Prospettive future? «Questo è il terzo ministro che vedo e con cui lavoro: noi siamo avvantaggiati perché partiamo da una posizione educativa che è trasversale, abbiamo il polso della situazione, un occhio clinico sui ragazzi». Nodi da sciogliere in futuro? «Dare maggior autonomia al sistema scolastico statale, dove rischia di prevalere la burocrazia sulla creatività didattica, mortificando i docenti». E poi: spazio alla valutazione, effettiva autonomia di tutti i presidi anche nel reclutamento (come avviene nelle scuole paritarie) e più giovani abilitati.
Una scuola da riorganizzare
Nel 2012 la scuola italiana sarà investita da una profonda riorganizzazione: i genitori avranno nuovi punti di riferimento in segreteria, con buona probabilità un nuovo dirigente scolastico a cui rivolgersi. Tutto nel segno del risparmio. Il contenuto è in poche righe, tre commi dell’articolo 19 della legge del 15 luglio 2011 n. 111 “Disposizioni urgenti per la stabilizzazione finanziaria": tutte le istituzioni scolastiche del 1° ciclo dovranno essere accorpate in istituti comprensivi; i nuovi e i vecchi istituti comprensivi dovranno avere almeno 1.000 alunni; le micro-istituzioni scolastiche con meno di 500 alunni non potranno avere un dirigente titolare e un direttore amministrativo (il numero è fissato a 300 per le scuole situate in comuni montani, piccole isole e territori caratterizzati da specificità linguisica), ma saranno affidate in reggenza a un altro dirigente.

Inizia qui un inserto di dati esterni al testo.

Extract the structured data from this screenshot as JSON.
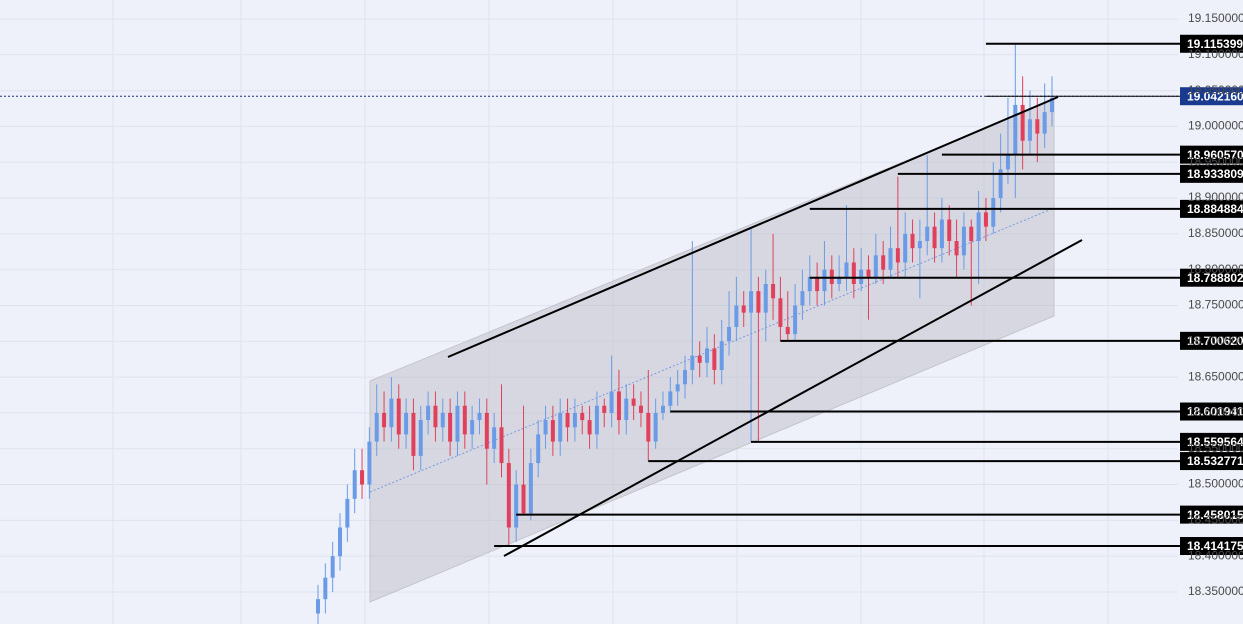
{
  "chart_data": {
    "type": "candlestick",
    "up_color": "#6b9be6",
    "down_color": "#e0405c",
    "grid": true,
    "ylim": [
      18.3053,
      19.1765
    ],
    "yticks": [
      {
        "value": 19.15,
        "label": "19.150000"
      },
      {
        "value": 19.1,
        "label": "19.100000"
      },
      {
        "value": 19.05,
        "label": "19.050000"
      },
      {
        "value": 19.0,
        "label": "19.000000"
      },
      {
        "value": 18.95,
        "label": "18.950000"
      },
      {
        "value": 18.9,
        "label": "18.900000"
      },
      {
        "value": 18.85,
        "label": "18.850000"
      },
      {
        "value": 18.8,
        "label": "18.800000"
      },
      {
        "value": 18.75,
        "label": "18.750000"
      },
      {
        "value": 18.7,
        "label": "18.700000"
      },
      {
        "value": 18.65,
        "label": "18.650000"
      },
      {
        "value": 18.6,
        "label": "18.600000"
      },
      {
        "value": 18.55,
        "label": "18.550000"
      },
      {
        "value": 18.5,
        "label": "18.500000"
      },
      {
        "value": 18.45,
        "label": "18.450000"
      },
      {
        "value": 18.4,
        "label": "18.400000"
      },
      {
        "value": 18.35,
        "label": "18.350000"
      }
    ],
    "current": {
      "value": 19.04216,
      "label": "19.042160",
      "from": 91
    },
    "levels": [
      {
        "value": 19.115399,
        "label": "19.115399",
        "from": 91
      },
      {
        "value": 18.96057,
        "label": "18.960570",
        "from": 85
      },
      {
        "value": 18.933809,
        "label": "18.933809",
        "from": 79
      },
      {
        "value": 18.884884,
        "label": "18.884884",
        "from": 67
      },
      {
        "value": 18.788802,
        "label": "18.788802",
        "from": 67
      },
      {
        "value": 18.70062,
        "label": "18.700620",
        "from": 63
      },
      {
        "value": 18.601941,
        "label": "18.601941",
        "from": 48
      },
      {
        "value": 18.559564,
        "label": "18.559564",
        "from": 59
      },
      {
        "value": 18.532771,
        "label": "18.532771",
        "from": 45
      },
      {
        "value": 18.458015,
        "label": "18.458015",
        "from": 27
      },
      {
        "value": 18.414175,
        "label": "18.414175",
        "from": 24
      }
    ],
    "candles": [
      [
        18.32,
        18.36,
        18.3,
        18.34
      ],
      [
        18.34,
        18.39,
        18.32,
        18.37
      ],
      [
        18.37,
        18.42,
        18.35,
        18.4
      ],
      [
        18.4,
        18.46,
        18.38,
        18.44
      ],
      [
        18.44,
        18.5,
        18.42,
        18.48
      ],
      [
        18.48,
        18.55,
        18.46,
        18.52
      ],
      [
        18.52,
        18.55,
        18.48,
        18.5
      ],
      [
        18.5,
        18.58,
        18.48,
        18.56
      ],
      [
        18.56,
        18.64,
        18.54,
        18.6
      ],
      [
        18.6,
        18.63,
        18.56,
        18.58
      ],
      [
        18.58,
        18.65,
        18.56,
        18.62
      ],
      [
        18.62,
        18.64,
        18.55,
        18.57
      ],
      [
        18.57,
        18.62,
        18.55,
        18.6
      ],
      [
        18.6,
        18.62,
        18.52,
        18.54
      ],
      [
        18.54,
        18.61,
        18.52,
        18.59
      ],
      [
        18.59,
        18.63,
        18.57,
        18.61
      ],
      [
        18.61,
        18.63,
        18.56,
        18.58
      ],
      [
        18.58,
        18.62,
        18.56,
        18.6
      ],
      [
        18.6,
        18.62,
        18.54,
        18.56
      ],
      [
        18.56,
        18.63,
        18.54,
        18.61
      ],
      [
        18.61,
        18.63,
        18.55,
        18.57
      ],
      [
        18.57,
        18.61,
        18.55,
        18.59
      ],
      [
        18.59,
        18.62,
        18.57,
        18.6
      ],
      [
        18.6,
        18.62,
        18.5,
        18.55
      ],
      [
        18.55,
        18.6,
        18.53,
        18.58
      ],
      [
        18.58,
        18.64,
        18.51,
        18.53
      ],
      [
        18.53,
        18.55,
        18.414,
        18.44
      ],
      [
        18.44,
        18.52,
        18.42,
        18.5
      ],
      [
        18.5,
        18.61,
        18.458,
        18.46
      ],
      [
        18.46,
        18.55,
        18.45,
        18.53
      ],
      [
        18.53,
        18.59,
        18.51,
        18.57
      ],
      [
        18.57,
        18.61,
        18.55,
        18.59
      ],
      [
        18.59,
        18.61,
        18.54,
        18.56
      ],
      [
        18.56,
        18.62,
        18.54,
        18.6
      ],
      [
        18.6,
        18.62,
        18.56,
        18.58
      ],
      [
        18.58,
        18.62,
        18.56,
        18.6
      ],
      [
        18.6,
        18.61,
        18.57,
        18.59
      ],
      [
        18.59,
        18.61,
        18.55,
        18.57
      ],
      [
        18.57,
        18.63,
        18.55,
        18.61
      ],
      [
        18.61,
        18.62,
        18.58,
        18.6
      ],
      [
        18.6,
        18.68,
        18.58,
        18.63
      ],
      [
        18.63,
        18.66,
        18.57,
        18.59
      ],
      [
        18.59,
        18.64,
        18.57,
        18.62
      ],
      [
        18.62,
        18.64,
        18.59,
        18.61
      ],
      [
        18.61,
        18.63,
        18.58,
        18.6
      ],
      [
        18.6,
        18.66,
        18.533,
        18.56
      ],
      [
        18.56,
        18.62,
        18.55,
        18.6
      ],
      [
        18.6,
        18.63,
        18.59,
        18.61
      ],
      [
        18.61,
        18.65,
        18.6,
        18.63
      ],
      [
        18.63,
        18.66,
        18.61,
        18.64
      ],
      [
        18.64,
        18.68,
        18.62,
        18.66
      ],
      [
        18.66,
        18.84,
        18.64,
        18.68
      ],
      [
        18.68,
        18.7,
        18.65,
        18.67
      ],
      [
        18.67,
        18.72,
        18.65,
        18.69
      ],
      [
        18.69,
        18.71,
        18.64,
        18.66
      ],
      [
        18.66,
        18.73,
        18.64,
        18.7
      ],
      [
        18.7,
        18.77,
        18.68,
        18.72
      ],
      [
        18.72,
        18.79,
        18.7,
        18.75
      ],
      [
        18.75,
        18.77,
        18.72,
        18.74
      ],
      [
        18.74,
        18.86,
        18.56,
        18.77
      ],
      [
        18.77,
        18.79,
        18.56,
        18.74
      ],
      [
        18.74,
        18.8,
        18.7,
        18.78
      ],
      [
        18.78,
        18.85,
        18.73,
        18.76
      ],
      [
        18.76,
        18.79,
        18.7,
        18.72
      ],
      [
        18.72,
        18.77,
        18.7,
        18.71
      ],
      [
        18.71,
        18.78,
        18.7,
        18.75
      ],
      [
        18.75,
        18.8,
        18.73,
        18.77
      ],
      [
        18.77,
        18.82,
        18.75,
        18.79
      ],
      [
        18.79,
        18.81,
        18.75,
        18.77
      ],
      [
        18.77,
        18.84,
        18.75,
        18.8
      ],
      [
        18.8,
        18.82,
        18.76,
        18.78
      ],
      [
        18.78,
        18.82,
        18.77,
        18.79
      ],
      [
        18.79,
        18.89,
        18.77,
        18.81
      ],
      [
        18.81,
        18.83,
        18.76,
        18.78
      ],
      [
        18.78,
        18.83,
        18.77,
        18.8
      ],
      [
        18.8,
        18.82,
        18.73,
        18.79
      ],
      [
        18.79,
        18.85,
        18.78,
        18.82
      ],
      [
        18.82,
        18.84,
        18.78,
        18.8
      ],
      [
        18.8,
        18.86,
        18.79,
        18.83
      ],
      [
        18.83,
        18.93,
        18.79,
        18.81
      ],
      [
        18.81,
        18.88,
        18.79,
        18.85
      ],
      [
        18.85,
        18.87,
        18.81,
        18.83
      ],
      [
        18.83,
        18.87,
        18.76,
        18.84
      ],
      [
        18.84,
        18.96,
        18.82,
        18.86
      ],
      [
        18.86,
        18.88,
        18.81,
        18.83
      ],
      [
        18.83,
        18.9,
        18.81,
        18.87
      ],
      [
        18.87,
        18.89,
        18.82,
        18.84
      ],
      [
        18.84,
        18.87,
        18.79,
        18.82
      ],
      [
        18.82,
        18.88,
        18.8,
        18.86
      ],
      [
        18.86,
        18.87,
        18.75,
        18.84
      ],
      [
        18.84,
        18.91,
        18.78,
        18.88
      ],
      [
        18.88,
        18.9,
        18.84,
        18.86
      ],
      [
        18.86,
        18.95,
        18.85,
        18.9
      ],
      [
        18.9,
        18.99,
        18.88,
        18.94
      ],
      [
        18.94,
        19.04,
        18.92,
        18.96
      ],
      [
        18.96,
        19.115,
        18.9,
        19.03
      ],
      [
        19.03,
        19.07,
        18.94,
        18.98
      ],
      [
        18.98,
        19.05,
        18.96,
        19.01
      ],
      [
        19.01,
        19.04,
        18.95,
        18.99
      ],
      [
        18.99,
        19.06,
        18.97,
        19.02
      ],
      [
        19.02,
        19.07,
        19.0,
        19.04
      ]
    ]
  }
}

Una contrazione di organico di circa 3.180 posti per i presidi (-30%), di circa 1.130 posti per i direttori amministrativi (-11%), di circa 1.100 posti per gli assistenti amministrativi, con una riduzione nella spesa per la rete scolastica quantificabile complessivamente in circa 200 milioni di euro all’anno (fonte: Tuttoscuola). A ciò si è aggiunta la legge di stabilità 183 del 12 novembre scorso, che ha ritoccato al rialzo il numero di alunni utile a garantire un preside di ruolo: 600 alunni invece di 500, 400 invece di 300 (per le realtà d montagna, etc..). Aumentano così le scuole interessate dal processo di accorpamento: 3.138, rispetto alle 1.812 previste con i precedenti parametri. Contrazione di posti, dunque. Che fine sarà destinata, allora, ai 2.386 nuovi dirigenti vincitori del concorso a preside attualmente in corso, che si dovrebbe concludere proprio l'anno prossimo?